Time course of changes in nociception after 5,6-dihydroxytryptamine lesions of descending 5-HT pathways.

Intrathecal injection of 5,6-dihydroxytryptamine (5,6-DHT) in rats produced selective lesions of the descending 5-HT pathways. Spinal 5-HT levels gradually fell to less than 10% of controls within 10 days of 5,6-DHT administration with no recovery evident within 4 weeks. The uptake of 14C-5-HT into crude spinal synaptosomes was similarly reduced. The uptake of 3H-NA into spinal synaptosomes was unaffected, as was the uptake of 14C-5-HT and 3H-NA into cortical synaptosomes. Following 5,6-DHT, tail-flick latencies were reduced by 20-30% during the first post-injection week, but returned to control levels during the second week.
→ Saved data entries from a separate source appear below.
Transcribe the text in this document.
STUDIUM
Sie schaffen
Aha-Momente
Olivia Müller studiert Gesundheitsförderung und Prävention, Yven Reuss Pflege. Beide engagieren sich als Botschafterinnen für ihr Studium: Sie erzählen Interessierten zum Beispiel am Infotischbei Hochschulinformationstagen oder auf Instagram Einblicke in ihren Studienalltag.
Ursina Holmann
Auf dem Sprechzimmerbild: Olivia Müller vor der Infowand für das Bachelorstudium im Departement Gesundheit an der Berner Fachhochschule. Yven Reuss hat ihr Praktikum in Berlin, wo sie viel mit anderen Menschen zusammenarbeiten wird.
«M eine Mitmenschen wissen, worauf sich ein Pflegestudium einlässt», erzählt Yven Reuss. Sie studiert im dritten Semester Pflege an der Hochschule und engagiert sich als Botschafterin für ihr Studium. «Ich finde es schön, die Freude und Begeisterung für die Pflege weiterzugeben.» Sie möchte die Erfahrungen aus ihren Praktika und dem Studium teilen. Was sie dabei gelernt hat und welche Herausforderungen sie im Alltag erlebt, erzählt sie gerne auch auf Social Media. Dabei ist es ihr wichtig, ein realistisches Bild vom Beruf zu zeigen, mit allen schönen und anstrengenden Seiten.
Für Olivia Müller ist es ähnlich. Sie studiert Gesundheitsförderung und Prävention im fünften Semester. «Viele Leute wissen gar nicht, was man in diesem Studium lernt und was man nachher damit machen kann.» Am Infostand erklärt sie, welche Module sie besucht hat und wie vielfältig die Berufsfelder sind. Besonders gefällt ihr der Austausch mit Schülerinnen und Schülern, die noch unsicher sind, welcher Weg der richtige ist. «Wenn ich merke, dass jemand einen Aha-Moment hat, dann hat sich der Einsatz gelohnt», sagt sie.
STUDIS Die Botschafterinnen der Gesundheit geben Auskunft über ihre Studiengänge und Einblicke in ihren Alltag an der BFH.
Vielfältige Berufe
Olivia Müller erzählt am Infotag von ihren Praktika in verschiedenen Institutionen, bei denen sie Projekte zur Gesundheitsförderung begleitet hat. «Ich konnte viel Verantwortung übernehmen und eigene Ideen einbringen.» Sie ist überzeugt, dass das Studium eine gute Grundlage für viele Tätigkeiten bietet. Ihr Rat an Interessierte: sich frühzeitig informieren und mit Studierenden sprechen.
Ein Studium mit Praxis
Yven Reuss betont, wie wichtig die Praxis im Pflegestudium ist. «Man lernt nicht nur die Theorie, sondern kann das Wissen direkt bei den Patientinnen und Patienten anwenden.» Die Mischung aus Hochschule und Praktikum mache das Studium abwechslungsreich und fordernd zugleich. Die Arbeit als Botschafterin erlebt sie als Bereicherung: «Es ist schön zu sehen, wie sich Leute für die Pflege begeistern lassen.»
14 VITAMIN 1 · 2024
Intrathecal or systemic administration of the 5-HT receptor antagonist metergoline significantly reduced latencies of normal rats and of 5,6-DHT treated rats tested after the second week when the response was normalized. Metergoline did not, however, further reduce the latencies of lesioned rats during the first post-injection week. It is concluded that functional adaptation involving 5-HT neurotransmission compensated for the selective lesion of descending 5-HT pathways induced by 5,6-DHT.